Corrections required, say experts

While welcoming the CDC clarifications, another expert says that states have tightened their hold on opioid prescriptions. In some states, the amount of morphine that can be prescribed for daily use is 90 morphine equivalents or less. The 2016 guidelines affirmed this as a ceiling, but many states and insurance companies have responded by treating this as the maximum permitted dose for all indications except cancer pain. As a result, even patients who were already being treated with higher doses suddenly had to scale back, losing management of their pain.

An older cut-back on opioid prescribing happened about 10 years ago in a clinic in Seattle – and the results weren’t great, says physician Joseph Merrill. What happened there was that they lost many patients to follow-up, while others went on illicit drugs. Of the 572 patients on long-term opioids, over half had their medication stopped in the cut-back. Unfortunately, 4% of these patients died of overdose over the next five years, and most of them belonged to those whose opioids had been stopped. The doctor now says he wonders if they lost tolerance for their pain, or found they couldn’t control an already existing opioid use disorder. The point he makes is not that stopping opioid prescriptions leads to overdosage; rather, he says, by reducing prescription opioids, the death rate did not go down. Now, Merrill says, his clinic uses buprenorphine to taper off patients who show signs of addiction to prescription opioids, to help them get off their cravings.

Reduce opioids but improve pain control

The CDC’s Brett P. Giroir says, with robust common sense, “We need to maintain a balance. It is a false choice to say we could only limit opioid use disorder or addiction or have pain control.” He recommends compassion and sensitivity to reduce opioid use in patients who are on them long-term, in a “patient-centered” way. He reproves the practitioners who mistook the guidelines as mandates and applied them rigidly, instead of focusing upon the aim of the agency, which is to improve patient welfare. Giroir also repeats his conviction that in most cases, “patients can have a reduction in opioids and improve pain control at the same time.”

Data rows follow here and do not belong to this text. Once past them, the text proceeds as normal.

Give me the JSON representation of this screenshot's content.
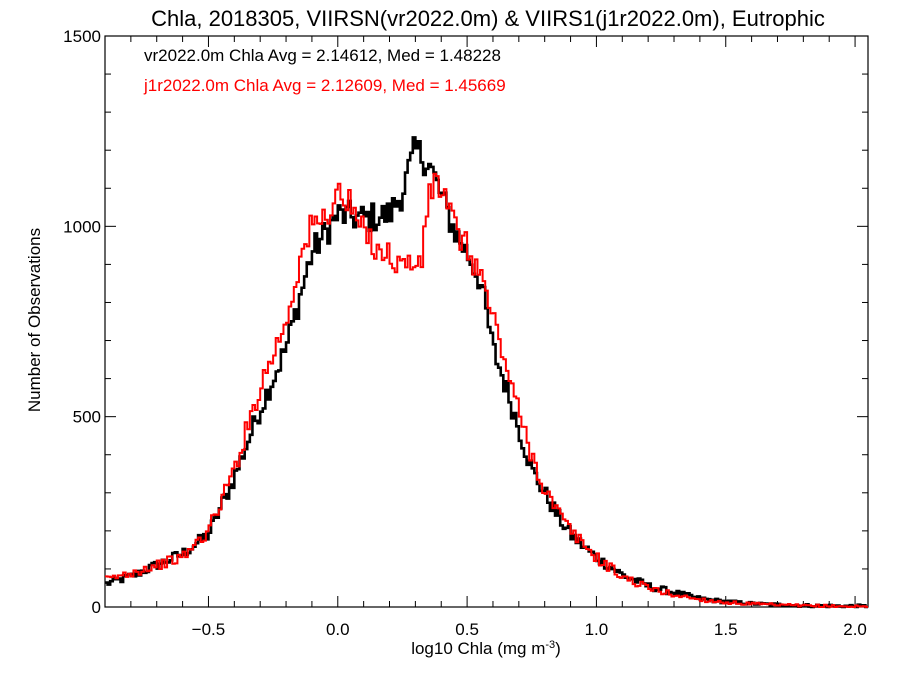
{
  "chart_data": {
    "type": "line",
    "title": "Chla, 2018305, VIIRSN(vr2022.0m) & VIIRS1(j1r2022.0m), Eutrophic",
    "xlabel": "log10 Chla (mg m",
    "xlabel_sup": "-3",
    "xlabel_close": ")",
    "ylabel": "Number of Observations",
    "xlim": [
      -0.9,
      2.05
    ],
    "ylim": [
      0,
      1500
    ],
    "xticks": [
      -0.5,
      0.0,
      0.5,
      1.0,
      1.5,
      2.0
    ],
    "xtick_labels": [
      "−0.5",
      "0.0",
      "0.5",
      "1.0",
      "1.5",
      "2.0"
    ],
    "yticks": [
      0,
      500,
      1000,
      1500
    ],
    "ytick_labels": [
      "0",
      "500",
      "1000",
      "1500"
    ],
    "grid": false,
    "annotations": [
      {
        "text": "vr2022.0m Chla Avg = 2.14612, Med = 1.48228",
        "color": "#000000"
      },
      {
        "text": "j1r2022.0m Chla Avg = 2.12609, Med = 1.45669",
        "color": "#ff0000"
      }
    ],
    "series": [
      {
        "name": "vr2022.0m",
        "color": "#000000",
        "x": [
          -0.9,
          -0.8,
          -0.7,
          -0.6,
          -0.5,
          -0.4,
          -0.3,
          -0.2,
          -0.1,
          0.0,
          0.1,
          0.2,
          0.25,
          0.3,
          0.35,
          0.4,
          0.45,
          0.5,
          0.55,
          0.6,
          0.65,
          0.7,
          0.75,
          0.8,
          0.85,
          0.9,
          1.0,
          1.1,
          1.2,
          1.3,
          1.4,
          1.5,
          1.6,
          1.7,
          1.8,
          1.9,
          2.05
        ],
        "y": [
          60,
          80,
          110,
          140,
          190,
          340,
          520,
          680,
          930,
          1030,
          1020,
          1030,
          1090,
          1200,
          1170,
          1080,
          990,
          930,
          860,
          680,
          580,
          470,
          360,
          300,
          240,
          190,
          130,
          85,
          55,
          38,
          22,
          14,
          9,
          6,
          4,
          3,
          2
        ]
      },
      {
        "name": "j1r2022.0m",
        "color": "#ff0000",
        "x": [
          -0.9,
          -0.8,
          -0.7,
          -0.6,
          -0.5,
          -0.4,
          -0.3,
          -0.2,
          -0.15,
          -0.1,
          -0.05,
          0.0,
          0.05,
          0.1,
          0.15,
          0.2,
          0.25,
          0.3,
          0.33,
          0.35,
          0.38,
          0.4,
          0.45,
          0.5,
          0.55,
          0.6,
          0.65,
          0.7,
          0.75,
          0.8,
          0.85,
          0.9,
          1.0,
          1.1,
          1.2,
          1.3,
          1.4,
          1.5,
          1.6,
          1.7,
          1.8,
          1.9,
          2.05
        ],
        "y": [
          70,
          90,
          110,
          130,
          200,
          360,
          580,
          750,
          900,
          1000,
          1020,
          1090,
          1050,
          980,
          950,
          920,
          900,
          900,
          920,
          1080,
          1120,
          1100,
          1000,
          940,
          880,
          760,
          640,
          510,
          400,
          310,
          250,
          200,
          130,
          80,
          50,
          32,
          20,
          12,
          8,
          5,
          3,
          2,
          1
        ]
      }
    ]
  }
}
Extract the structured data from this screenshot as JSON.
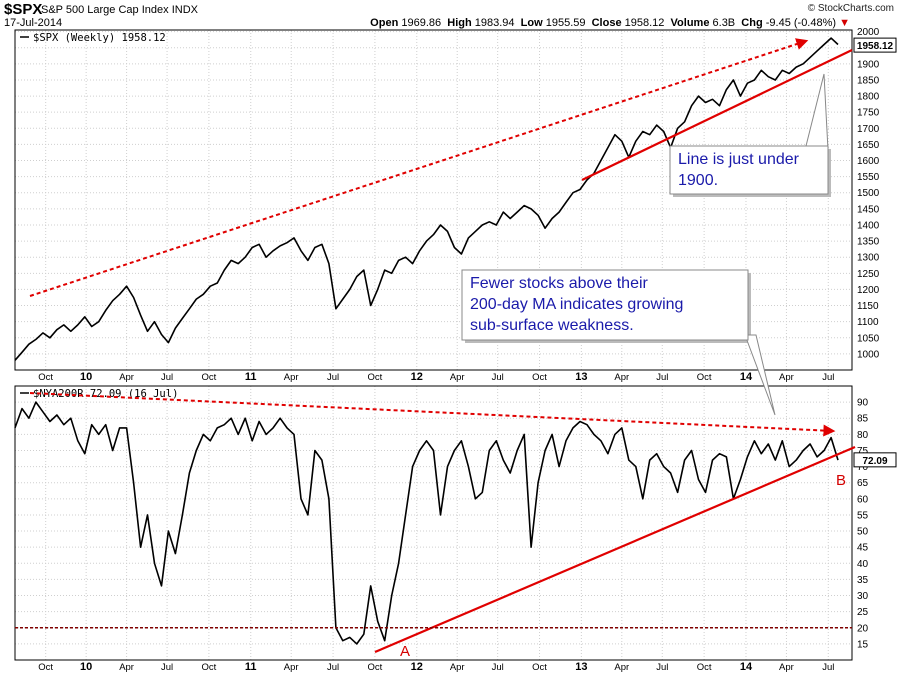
{
  "header": {
    "symbol": "$SPX",
    "description": "S&P 500 Large Cap Index",
    "exchange": "INDX",
    "date": "17-Jul-2014",
    "open_label": "Open",
    "open": "1969.86",
    "high_label": "High",
    "high": "1983.94",
    "low_label": "Low",
    "low": "1955.59",
    "close_label": "Close",
    "close": "1958.12",
    "volume_label": "Volume",
    "volume": "6.3B",
    "chg_label": "Chg",
    "chg": "-9.45 (-0.48%)",
    "brand": "© StockCharts.com",
    "colors": {
      "down": "#d40000",
      "annotation_text": "#1a1aaa",
      "trendline": "#e00000",
      "baseline": "#800000"
    }
  },
  "chart_data": [
    {
      "type": "line",
      "legend": "$SPX (Weekly) 1958.12",
      "last_value_label": "1958.12",
      "y_ticks": [
        1000,
        1050,
        1100,
        1150,
        1200,
        1250,
        1300,
        1350,
        1400,
        1450,
        1500,
        1550,
        1600,
        1650,
        1700,
        1750,
        1800,
        1850,
        1900,
        1950,
        2000
      ],
      "ylim": [
        950,
        2005
      ],
      "x_ticks": [
        "Oct",
        "10",
        "Apr",
        "Jul",
        "Oct",
        "11",
        "Apr",
        "Jul",
        "Oct",
        "12",
        "Apr",
        "Jul",
        "Oct",
        "13",
        "Apr",
        "Jul",
        "Oct",
        "14",
        "Apr",
        "Jul"
      ],
      "x_tick_pos": [
        2.2,
        5.1,
        8.0,
        10.9,
        13.9,
        16.9,
        19.8,
        22.8,
        25.8,
        28.8,
        31.7,
        34.6,
        37.6,
        40.6,
        43.5,
        46.4,
        49.4,
        52.4,
        55.3,
        58.3
      ],
      "xlim": [
        0,
        60
      ],
      "series": [
        {
          "x": [
            0,
            0.5,
            1,
            1.5,
            2,
            2.5,
            3,
            3.5,
            4,
            4.5,
            5,
            5.5,
            6,
            6.5,
            7,
            7.5,
            8,
            8.5,
            9,
            9.5,
            10,
            10.5,
            11,
            11.5,
            12,
            12.5,
            13,
            13.5,
            14,
            14.5,
            15,
            15.5,
            16,
            16.5,
            17,
            17.5,
            18,
            18.5,
            19,
            19.5,
            20,
            20.5,
            21,
            21.5,
            22,
            22.5,
            23,
            23.5,
            24,
            24.5,
            25,
            25.5,
            26,
            26.5,
            27,
            27.5,
            28,
            28.5,
            29,
            29.5,
            30,
            30.5,
            31,
            31.5,
            32,
            32.5,
            33,
            33.5,
            34,
            34.5,
            35,
            35.5,
            36,
            36.5,
            37,
            37.5,
            38,
            38.5,
            39,
            39.5,
            40,
            40.5,
            41,
            41.5,
            42,
            42.5,
            43,
            43.5,
            44,
            44.5,
            45,
            45.5,
            46,
            46.5,
            47,
            47.5,
            48,
            48.5,
            49,
            49.5,
            50,
            50.5,
            51,
            51.5,
            52,
            52.5,
            53,
            53.5,
            54,
            54.5,
            55,
            55.5,
            56,
            56.5,
            57,
            57.5,
            58,
            58.5,
            59
          ],
          "y": [
            980,
            1005,
            1030,
            1045,
            1065,
            1050,
            1075,
            1090,
            1070,
            1090,
            1115,
            1085,
            1100,
            1135,
            1165,
            1185,
            1210,
            1175,
            1120,
            1070,
            1100,
            1060,
            1035,
            1080,
            1110,
            1140,
            1170,
            1185,
            1210,
            1220,
            1260,
            1290,
            1280,
            1300,
            1330,
            1340,
            1300,
            1320,
            1335,
            1345,
            1360,
            1320,
            1290,
            1330,
            1340,
            1280,
            1140,
            1170,
            1200,
            1240,
            1260,
            1150,
            1200,
            1260,
            1250,
            1290,
            1300,
            1280,
            1320,
            1350,
            1370,
            1400,
            1380,
            1330,
            1310,
            1360,
            1380,
            1400,
            1410,
            1400,
            1440,
            1420,
            1440,
            1460,
            1450,
            1430,
            1390,
            1420,
            1440,
            1470,
            1500,
            1510,
            1540,
            1560,
            1600,
            1640,
            1680,
            1660,
            1610,
            1660,
            1690,
            1680,
            1710,
            1690,
            1640,
            1700,
            1720,
            1770,
            1800,
            1780,
            1790,
            1770,
            1820,
            1850,
            1800,
            1840,
            1850,
            1880,
            1860,
            1850,
            1880,
            1870,
            1890,
            1900,
            1920,
            1940,
            1960,
            1980,
            1960
          ]
        }
      ]
    },
    {
      "type": "line",
      "legend": "$NYA200R 72.09 (16 Jul)",
      "last_value_label": "72.09",
      "y_ticks": [
        15,
        20,
        25,
        30,
        35,
        40,
        45,
        50,
        55,
        60,
        65,
        70,
        75,
        80,
        85,
        90
      ],
      "ylim": [
        10,
        95
      ],
      "x_ticks": [
        "Oct",
        "10",
        "Apr",
        "Jul",
        "Oct",
        "11",
        "Apr",
        "Jul",
        "Oct",
        "12",
        "Apr",
        "Jul",
        "Oct",
        "13",
        "Apr",
        "Jul",
        "Oct",
        "14",
        "Apr",
        "Jul"
      ],
      "x_tick_pos": [
        2.2,
        5.1,
        8.0,
        10.9,
        13.9,
        16.9,
        19.8,
        22.8,
        25.8,
        28.8,
        31.7,
        34.6,
        37.6,
        40.6,
        43.5,
        46.4,
        49.4,
        52.4,
        55.3,
        58.3
      ],
      "xlim": [
        0,
        60
      ],
      "series": [
        {
          "x": [
            0,
            0.5,
            1,
            1.5,
            2,
            2.5,
            3,
            3.5,
            4,
            4.5,
            5,
            5.5,
            6,
            6.5,
            7,
            7.5,
            8,
            8.5,
            9,
            9.5,
            10,
            10.5,
            11,
            11.5,
            12,
            12.5,
            13,
            13.5,
            14,
            14.5,
            15,
            15.5,
            16,
            16.5,
            17,
            17.5,
            18,
            18.5,
            19,
            19.5,
            20,
            20.5,
            21,
            21.5,
            22,
            22.5,
            23,
            23.5,
            24,
            24.5,
            25,
            25.5,
            26,
            26.5,
            27,
            27.5,
            28,
            28.5,
            29,
            29.5,
            30,
            30.5,
            31,
            31.5,
            32,
            32.5,
            33,
            33.5,
            34,
            34.5,
            35,
            35.5,
            36,
            36.5,
            37,
            37.5,
            38,
            38.5,
            39,
            39.5,
            40,
            40.5,
            41,
            41.5,
            42,
            42.5,
            43,
            43.5,
            44,
            44.5,
            45,
            45.5,
            46,
            46.5,
            47,
            47.5,
            48,
            48.5,
            49,
            49.5,
            50,
            50.5,
            51,
            51.5,
            52,
            52.5,
            53,
            53.5,
            54,
            54.5,
            55,
            55.5,
            56,
            56.5,
            57,
            57.5,
            58,
            58.5,
            59
          ],
          "y": [
            82,
            88,
            85,
            90,
            87,
            84,
            86,
            83,
            85,
            78,
            74,
            83,
            80,
            83,
            75,
            82,
            82,
            65,
            45,
            55,
            40,
            33,
            50,
            43,
            55,
            68,
            75,
            80,
            78,
            82,
            83,
            85,
            80,
            85,
            78,
            84,
            80,
            82,
            85,
            82,
            80,
            60,
            55,
            75,
            72,
            60,
            20,
            16,
            17,
            15,
            18,
            33,
            22,
            16,
            30,
            40,
            55,
            70,
            75,
            78,
            75,
            55,
            70,
            75,
            78,
            70,
            60,
            62,
            75,
            78,
            72,
            68,
            75,
            80,
            45,
            65,
            75,
            80,
            70,
            78,
            82,
            84,
            83,
            80,
            78,
            74,
            80,
            82,
            72,
            70,
            60,
            72,
            74,
            70,
            68,
            62,
            72,
            75,
            66,
            62,
            72,
            74,
            73,
            60,
            66,
            73,
            78,
            74,
            77,
            72,
            78,
            70,
            72,
            75,
            77,
            73,
            75,
            79,
            72
          ]
        }
      ]
    }
  ],
  "annotations": {
    "top_callout": "Line is just under 1900.",
    "bottom_callout": "Fewer stocks above their 200-day MA indicates growing sub-surface weakness.",
    "label_a": "A",
    "label_b": "B"
  }
}
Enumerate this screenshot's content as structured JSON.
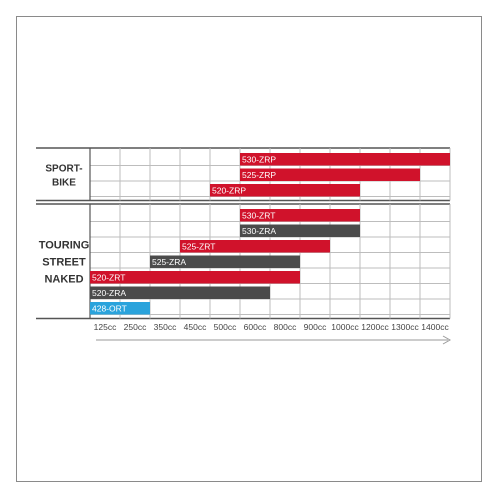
{
  "chart_data": {
    "type": "bar",
    "orientation": "horizontal-range",
    "x_ticks": [
      "125cc",
      "250cc",
      "350cc",
      "450cc",
      "500cc",
      "600cc",
      "800cc",
      "900cc",
      "1000cc",
      "1200cc",
      "1300cc",
      "1400cc"
    ],
    "groups": [
      {
        "label_lines": [
          "SPORT-",
          "BIKE"
        ],
        "rows": [
          {
            "label": "530-ZRP",
            "start": "600cc",
            "end": "1400cc",
            "color": "#d0122b"
          },
          {
            "label": "525-ZRP",
            "start": "600cc",
            "end": "1300cc",
            "color": "#d0122b"
          },
          {
            "label": "520-ZRP",
            "start": "500cc",
            "end": "1000cc",
            "color": "#d0122b"
          }
        ]
      },
      {
        "label_lines": [
          "TOURING",
          "STREET",
          "NAKED"
        ],
        "rows": [
          {
            "label": "530-ZRT",
            "start": "600cc",
            "end": "1000cc",
            "color": "#d0122b"
          },
          {
            "label": "530-ZRA",
            "start": "600cc",
            "end": "1000cc",
            "color": "#4b4b4b"
          },
          {
            "label": "525-ZRT",
            "start": "450cc",
            "end": "900cc",
            "color": "#d0122b"
          },
          {
            "label": "525-ZRA",
            "start": "350cc",
            "end": "800cc",
            "color": "#4b4b4b"
          },
          {
            "label": "520-ZRT",
            "start": "125cc",
            "end": "800cc",
            "color": "#d0122b"
          },
          {
            "label": "520-ZRA",
            "start": "125cc",
            "end": "600cc",
            "color": "#4b4b4b"
          },
          {
            "label": "428-ORT",
            "start": "125cc",
            "end": "250cc",
            "color": "#2aa3dc"
          }
        ]
      }
    ],
    "grid": true,
    "axis_color": "#555555",
    "grid_color": "#bdbdbd",
    "arrow_color": "#9a9a9a"
  }
}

Much more research is required to find out how the current policy on opioid prescribing is affecting patients. The real conflict is between the incentives that unequivocally support dose reduction, whether indicated or not, and physicians’ beliefs as to what they need to do for their patients. Among these incentives is the fear of losing their practices if cited by state medical boards or law enforcement agencies because they are prescribing high doses of opioids. One physician, Dr. Stefan Kertesz, notes that tapering opioids works in some cases if done really well. But, he points out, “In reality, we are mostly doing it wrong.” In a study published in the Journal of Substance Abuse Treatment, Tami Mark says most patients who were ‘tapered’ off high doses of opioids were actually just taken off the drugs one day – and approximately 50% of them later ended up in hospital with an event related to opioid use. Instead, she says, doctors should learn how to help patients who may be misusing high doses of prescribed opioids rather than just discontinuing the drugs, since this is just as dangerous. As Merrill says, the current shifts in perspective need to stop, and opioid prescription needs to be put on an evidence-based foundation to ensure patients are treated well.